La politica sta uccidendo il linguaggio

Il testo:
Il linguaggio è una istituzione basilare che permette la convivenza e la condivisione di regole di comportamento fondamentali.
Ma il linguaggio non è “mio” o “tuo” o “suo”: il linguaggio è nostro, è una istituzione al pari della politica, della magistratura, dello Stato, della famiglia, della scuola, della Chiesa.
Il problema che subisce oggi il linguaggio è l’uso improprio che ne viene fatto in ambito politico e mediatico, con una sua progressiva estremizzazione. Questo processo, per quanto a suo modo audace, nel tempo sortisce esiti sempre meno efficaci anche dal punto di vista di chi vi ricorre usando ad es. l’insulto e l’urlo (dove contano il tono della voce e la gestualità che accompagnano l’emissione verbale), il turpiloquio, la derisione beffarda. Più il linguaggio si svilisce e si appiattisce in queste forme, meno esse diventano credibili, pur restando molto pericolose: infatti, come la moneta cattiva scaccia la buona, il cattivo linguaggio tende a eliminare quello corretto, quello che sa distinguere tra i diversi contesti espressivi, in primo luogo tra ambito pubblico e ambito privato, e che sa astenersi da formulazioni offensive.
Faccio due esempi concreti, fra altri possibili. Primo: chiamare rispettivamente “stalinisti” e “nazisti” i giudici e i medici coinvolti in un processo che si sta svolgendo a Milano con imputato l’ex-premier e leader del Pdl corrisponde ad un uso improprio ed esasperato del linguaggio, qualunque sia l’opinione che un cittadino voglia nutrire nei confronti delle parti di un processo.
Secondo: il leader del Movimento 5 Stelle ricorre a nomignoli beffardi nei confronti degli avversari, come Rigor Mortis (Monti), Gargamella (Bersani), pidimenoelle (PD) ecc.
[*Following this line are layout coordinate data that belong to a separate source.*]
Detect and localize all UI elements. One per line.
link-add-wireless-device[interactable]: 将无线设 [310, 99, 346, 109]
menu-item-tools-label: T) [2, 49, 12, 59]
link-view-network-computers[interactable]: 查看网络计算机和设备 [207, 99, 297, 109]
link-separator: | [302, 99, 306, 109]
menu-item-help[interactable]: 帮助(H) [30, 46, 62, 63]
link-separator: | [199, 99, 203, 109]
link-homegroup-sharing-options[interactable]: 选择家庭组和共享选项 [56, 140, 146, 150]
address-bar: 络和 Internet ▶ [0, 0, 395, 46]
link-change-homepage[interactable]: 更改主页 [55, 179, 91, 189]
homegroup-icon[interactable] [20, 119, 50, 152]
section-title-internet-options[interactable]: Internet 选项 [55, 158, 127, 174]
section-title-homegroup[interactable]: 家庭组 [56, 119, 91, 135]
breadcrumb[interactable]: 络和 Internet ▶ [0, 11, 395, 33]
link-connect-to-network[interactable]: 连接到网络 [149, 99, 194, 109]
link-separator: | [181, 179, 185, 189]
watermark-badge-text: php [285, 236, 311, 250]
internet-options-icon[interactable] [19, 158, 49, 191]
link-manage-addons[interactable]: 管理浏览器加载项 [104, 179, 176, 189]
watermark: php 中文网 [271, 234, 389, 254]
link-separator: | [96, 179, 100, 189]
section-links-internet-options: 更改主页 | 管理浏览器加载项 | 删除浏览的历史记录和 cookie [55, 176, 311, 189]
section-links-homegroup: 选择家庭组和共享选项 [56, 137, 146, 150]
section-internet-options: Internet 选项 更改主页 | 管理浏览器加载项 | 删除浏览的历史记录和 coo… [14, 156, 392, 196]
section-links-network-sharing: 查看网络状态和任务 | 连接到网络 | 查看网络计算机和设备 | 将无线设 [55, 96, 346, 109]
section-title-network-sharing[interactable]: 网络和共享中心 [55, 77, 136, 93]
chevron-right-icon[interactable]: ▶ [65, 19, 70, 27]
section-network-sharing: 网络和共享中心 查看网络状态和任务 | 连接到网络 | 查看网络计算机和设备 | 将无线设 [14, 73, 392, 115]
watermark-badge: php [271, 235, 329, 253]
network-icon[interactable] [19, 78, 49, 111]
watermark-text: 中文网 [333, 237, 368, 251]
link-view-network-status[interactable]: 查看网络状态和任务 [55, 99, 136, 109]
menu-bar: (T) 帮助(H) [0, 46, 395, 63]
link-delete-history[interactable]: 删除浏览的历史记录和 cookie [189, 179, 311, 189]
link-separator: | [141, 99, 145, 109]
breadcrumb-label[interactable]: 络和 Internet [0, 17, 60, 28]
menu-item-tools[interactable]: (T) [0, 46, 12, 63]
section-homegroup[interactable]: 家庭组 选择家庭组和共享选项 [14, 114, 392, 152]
Se tali avversari dovessero rispondergli “per le rime”, potrebbero ad esempio rispolverare uno dei primi capitoli di Pinocchio e chiamarlo “Grillaccio del malaugurio”; mi risulta che fortunatamente questo non sia avvenuto. Ma c’è un rischio ancora maggiore: è quello che riguarda la non-comunicazione. Parecchi osservatori hanno notato che il rifiuto del mezzo televisivo è stata la mossa vincente in termini di comunicazione del duo Grillo-Casaleggio. In questi giorni convulsi dopo le elezioni, in cui si susseguono invocazioni, petizioni e interventi accorati rivolti al leader del Movimento 5 Stelle perché sostenga un governo con il Pd o almeno dialoghi con esso, la risposta finora è stata – mi sembra – una non-risposta o una chiusura a priori.
Analogamente, i neo-eletti grillini sono compatti nell’adottare pratiche di riduzione ai termini minimi della comunicazione nei confronti delle altre forze politiche. Lo esprime bene il termine “inciucio”, sconosciuto nella lingua italiana fino a una decina di anni fa (figura nel Supplemento 2004 del Grande Dizionario Battaglia della Lingua Italiana). Ogni forma di dialogo e di contatto con gli avversari viene bollata fobicamente come inciucio, quasi si trattasse di tenere a bada con tale termine una contaminazione ritenuta intollerabile da parte di chi vorrebbe mantenere una verginità assoluta.
Questo però, purtroppo, impedisce di utilizzare il linguaggio come l’istituzione che ha il compito di mettere in relazione individui e gruppi diversi, e in ultima analisi di stabilire aspetti e forme basilari della convivenza. Mi permetto di ipotizzare (in compagnia di molti altri) che tanti elettori grillini abbiano votato il Movimento 5 Stelle non per esorcizzare e bloccare il dialogo ma per contribuire a una rigenerazione profondamente innovativa delle istituzioni, a partire dalla politica.